US land-based casino operator Caesars Entertainment scored a spectacularly ill-timed own goal on Wednesday with the revelation that it was fined $100k by Nevada regulators for allowing underage patrons to gamble and consume alcohol at four of its Las Vegas properties. Vegas Inc. uncovered the Nevada Gaming Commission (NGC) records, which showed nine documented instances of customers aged 17 to 20 – Nevada’s legal gambling/drinking age is 21 – being allowed to gamble and/or booze it up at Caesars Palace, the Rio, Harrah’s and the Flamingo between January 2010 and May 2012.
In what was probably the most egregious incident, a 17-year-old played craps at Harrah’s for over five hours, during which time he was served at least six alcoholic beverages by four different Harrah’s staff members. During his stint on the casino floor, the underage carouser interacted with the aforementioned four drink servers, at least two dealers, a floor supervisor and at least 10 other Harrah’s employees – none of which thought to ask the kid for proof of age. Amazingly, the kid’s run only ended when Metro Police arrested him on an unrelated warrant. The Nevada Gaming Control Board (GCB) filed a complaint with the NGC on July 10, which noted that if the police hadn’t made the arrest, “it is possible the minor would have left Harrah’s of his own volition” and the GCB would have been none the wiser.

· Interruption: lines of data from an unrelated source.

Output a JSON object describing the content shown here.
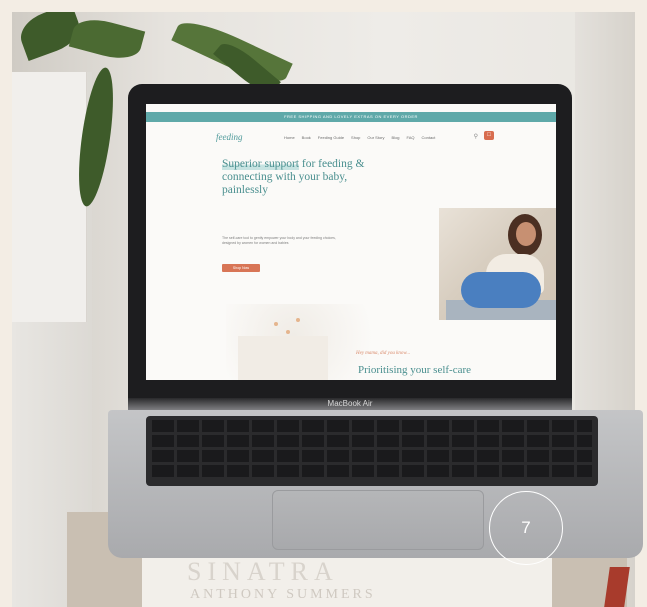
{
  "screen": {
    "banner_text": "FREE SHIPPING AND LOVELY EXTRAS ON EVERY ORDER",
    "logo_text": "feeding",
    "nav_links": [
      "Home",
      "Book",
      "Feeding Guide",
      "Shop",
      "Our Story",
      "Blog",
      "FAQ",
      "Contact"
    ],
    "search_icon": "search-icon",
    "cart_icon": "cart-icon",
    "headline_part1": "Superior support",
    "headline_part2": " for feeding & connecting with your baby, painlessly",
    "subtext": "The self-care tool to gently empower your body and your feeding choices, designed by women for women and babies",
    "cta_label": "Shop Now",
    "script_text": "Hey mama, did you know...",
    "section_title": "Prioritising your self-care"
  },
  "laptop": {
    "model_name": "MacBook Air"
  },
  "books": {
    "title_text": "SINATRA",
    "author_text": "ANTHONY SUMMERS"
  },
  "badge": {
    "number": "7"
  },
  "colors": {
    "accent_teal": "#5fa9a9",
    "cta_orange": "#d87556",
    "background": "#f3ede4"
  }
}
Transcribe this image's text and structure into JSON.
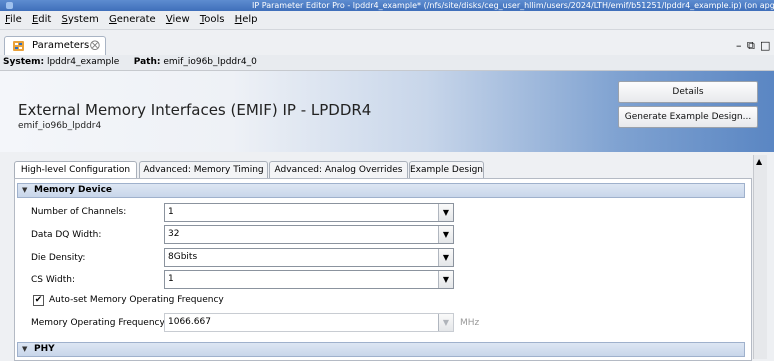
{
  "window": {
    "title": "IP Parameter Editor Pro - lpddr4_example* (/nfs/site/disks/ceg_user_hllim/users/2024/LTH/emif/b51251/lpddr4_example.ip) (on apgc"
  },
  "menu": [
    "File",
    "Edit",
    "System",
    "Generate",
    "View",
    "Tools",
    "Help"
  ],
  "view_tab": {
    "label": "Parameters",
    "close": "⨂"
  },
  "window_controls": {
    "minimize": "–",
    "restore": "⧉",
    "maximize": "□"
  },
  "path_bar": {
    "system_label": "System:",
    "system_value": "lpddr4_example",
    "path_label": "Path:",
    "path_value": "emif_io96b_lpddr4_0"
  },
  "header": {
    "title": "External Memory Interfaces (EMIF) IP - LPDDR4",
    "subtitle": "emif_io96b_lpddr4",
    "details_button": "Details",
    "generate_button": "Generate Example Design..."
  },
  "tabs": [
    "High-level Configuration",
    "Advanced: Memory Timing",
    "Advanced: Analog Overrides",
    "Example Design"
  ],
  "active_tab": "High-level Configuration",
  "sections": {
    "memory_device": {
      "title": "Memory Device",
      "fields": [
        {
          "label": "Number of Channels:",
          "value": "1"
        },
        {
          "label": "Data DQ Width:",
          "value": "32"
        },
        {
          "label": "Die Density:",
          "value": "8Gbits"
        },
        {
          "label": "CS Width:",
          "value": "1"
        }
      ],
      "auto_freq": {
        "label": "Auto-set Memory Operating Frequency",
        "checked": true
      },
      "freq": {
        "label": "Memory Operating Frequency:",
        "value": "1066.667",
        "unit": "MHz",
        "enabled": false
      }
    },
    "phy": {
      "title": "PHY"
    }
  },
  "glyphs": {
    "dropdown": "▼",
    "collapse": "▼",
    "check": "✔",
    "scroll_up": "▲"
  }
}
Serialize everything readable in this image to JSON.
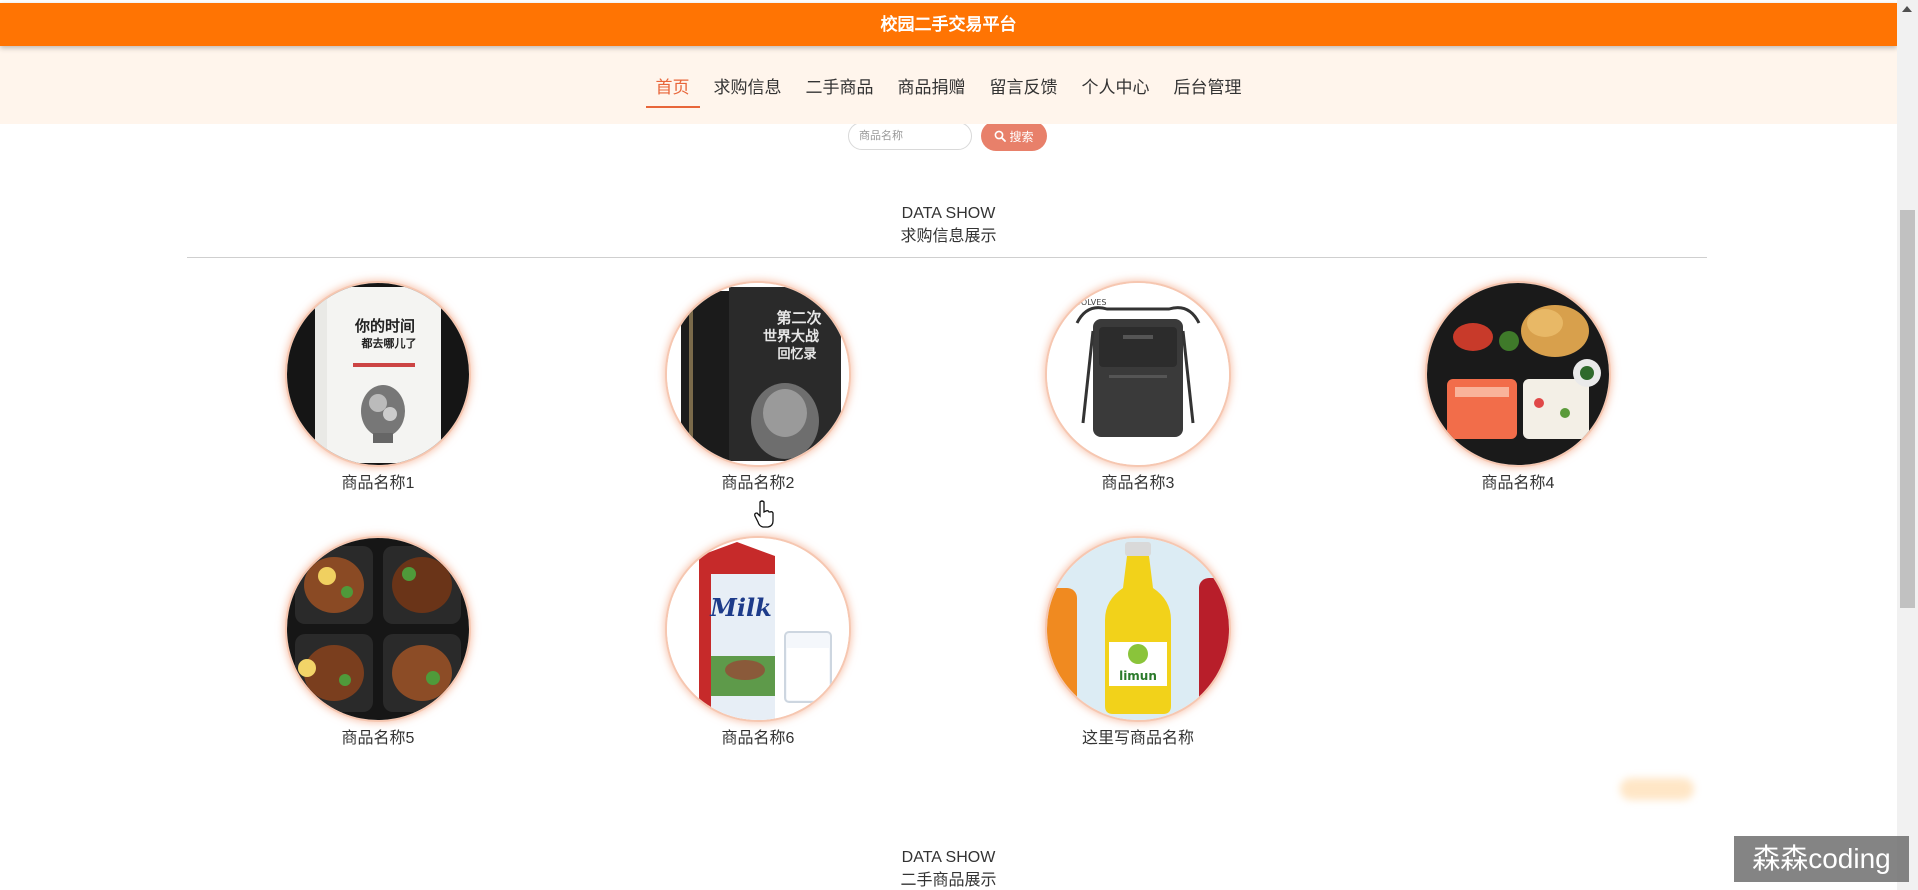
{
  "header": {
    "title": "校园二手交易平台"
  },
  "nav": {
    "items": [
      {
        "label": "首页",
        "active": true
      },
      {
        "label": "求购信息"
      },
      {
        "label": "二手商品"
      },
      {
        "label": "商品捐赠"
      },
      {
        "label": "留言反馈"
      },
      {
        "label": "个人中心"
      },
      {
        "label": "后台管理"
      }
    ]
  },
  "search": {
    "placeholder": "商品名称",
    "button_label": "搜索"
  },
  "sections": [
    {
      "en": "DATA SHOW",
      "zh": "求购信息展示"
    },
    {
      "en": "DATA SHOW",
      "zh": "二手商品展示"
    }
  ],
  "products": [
    {
      "name": "商品名称1",
      "image": "book-cover"
    },
    {
      "name": "商品名称2",
      "image": "book-set-cover"
    },
    {
      "name": "商品名称3",
      "image": "shoulder-bag"
    },
    {
      "name": "商品名称4",
      "image": "bento-box"
    },
    {
      "name": "商品名称5",
      "image": "noodle-bowls"
    },
    {
      "name": "商品名称6",
      "image": "milk-carton"
    },
    {
      "name": "这里写商品名称",
      "image": "juice-bottle"
    }
  ],
  "watermark": "森森coding",
  "colors": {
    "brand": "#ff7403",
    "nav_bg": "#fff5ec",
    "accent": "#e8663a",
    "search_button": "#e8806a"
  }
}
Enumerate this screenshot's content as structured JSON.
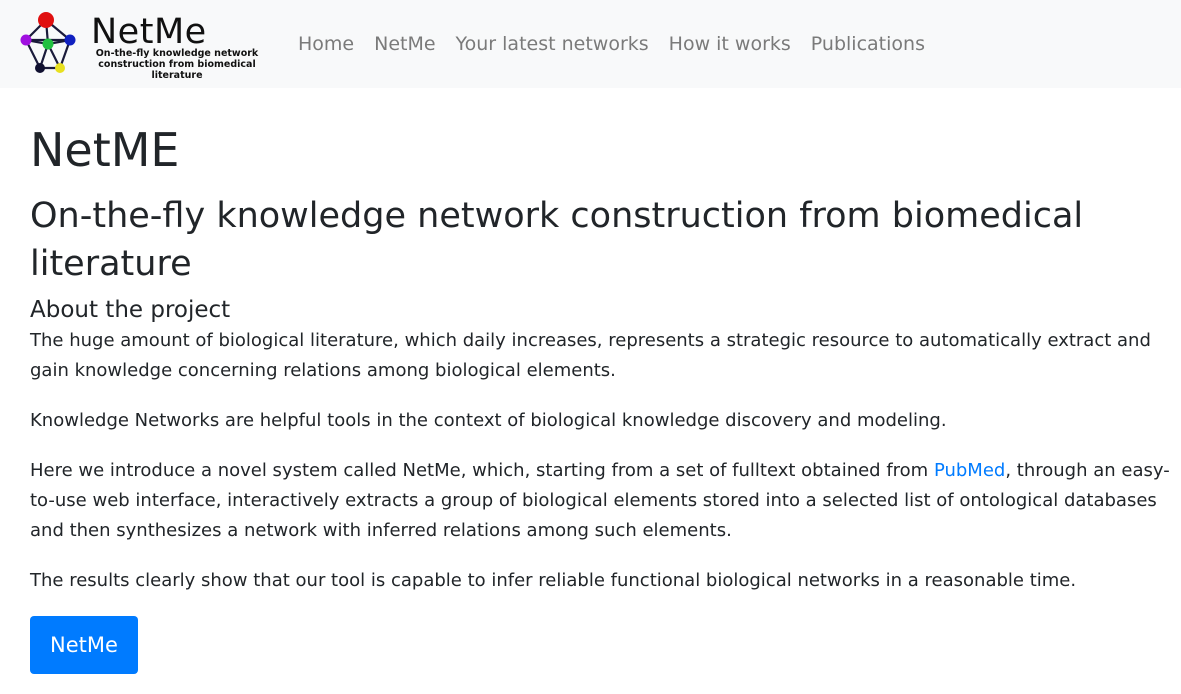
{
  "navbar": {
    "brand": {
      "name": "NetMe",
      "tagline_line1": "On-the-fly knowledge network",
      "tagline_line2": "construction from biomedical literature"
    },
    "links": [
      {
        "label": "Home"
      },
      {
        "label": "NetMe"
      },
      {
        "label": "Your latest networks"
      },
      {
        "label": "How it works"
      },
      {
        "label": "Publications"
      }
    ]
  },
  "main": {
    "title": "NetME",
    "subtitle": "On-the-fly knowledge network construction from biomedical literature",
    "section_heading": "About the project",
    "paragraphs": {
      "p1": "The huge amount of biological literature, which daily increases, represents a strategic resource to automatically extract and gain knowledge concerning relations among biological elements.",
      "p2": "Knowledge Networks are helpful tools in the context of biological knowledge discovery and modeling.",
      "p3_before": "Here we introduce a novel system called NetMe, which, starting from a set of fulltext obtained from ",
      "p3_link": "PubMed",
      "p3_after": ", through an easy-to-use web interface, interactively extracts a group of biological elements stored into a selected list of ontological databases and then synthesizes a network with inferred relations among such elements.",
      "p4": "The results clearly show that our tool is capable to infer reliable functional biological networks in a reasonable time."
    },
    "cta_button": "NetMe"
  },
  "colors": {
    "navbar_bg": "#f8f9fa",
    "nav_link": "#7a7a7a",
    "primary": "#007bff",
    "text": "#212529"
  }
}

The complaint notes that Caesars was already on notice for four similar incidents between January 2010 and September 2011, but Caesars’ “continued failure to maintain compliance with the law necessitates that the board file this complaint” with the NGC. Caesars’ failure “tends to reflect poorly on the reputation of gaming in the state” and “acts as a detriment to the development of the gaming industry.” Caesars spokesman Gary Thompson declined comment on the complaint, but Caesars’ own website details its underage policy: “Caesars Entertainment is committed to keeping minors off the casino floor.” They even have a registered slogan: “We Care. We Card. ® And we will take action.” (To which, they may wish to add: “Eventually. ®”)
Caesars’ shortcomings in this area may ultimately cost it far more than $100k. Among US casino companies, Caesars has been one of the most vocal proponents of – and by far the biggest spender on lobbying for – a regulated online poker market. (With over $20b in debt, Caesars needs all the new revenue streams it can find.) Las Vegas Sands’ Sheldon Adelson takes the polar opposite stance, and a chief plank of Adelson’s “moral opposition” to online gambling is his belief that the technology to block minors from accessing the sites isn’t ready for prime time. Adelson may be off-base on this issue, but it’s not hard to imagine some federal Republican pol eager to curry favor with his party’s biggest campaign contributor might cite Caesars’ failures as justification for rejecting any online poker bill proposed by Senators Harry Reid and Jon Kyl.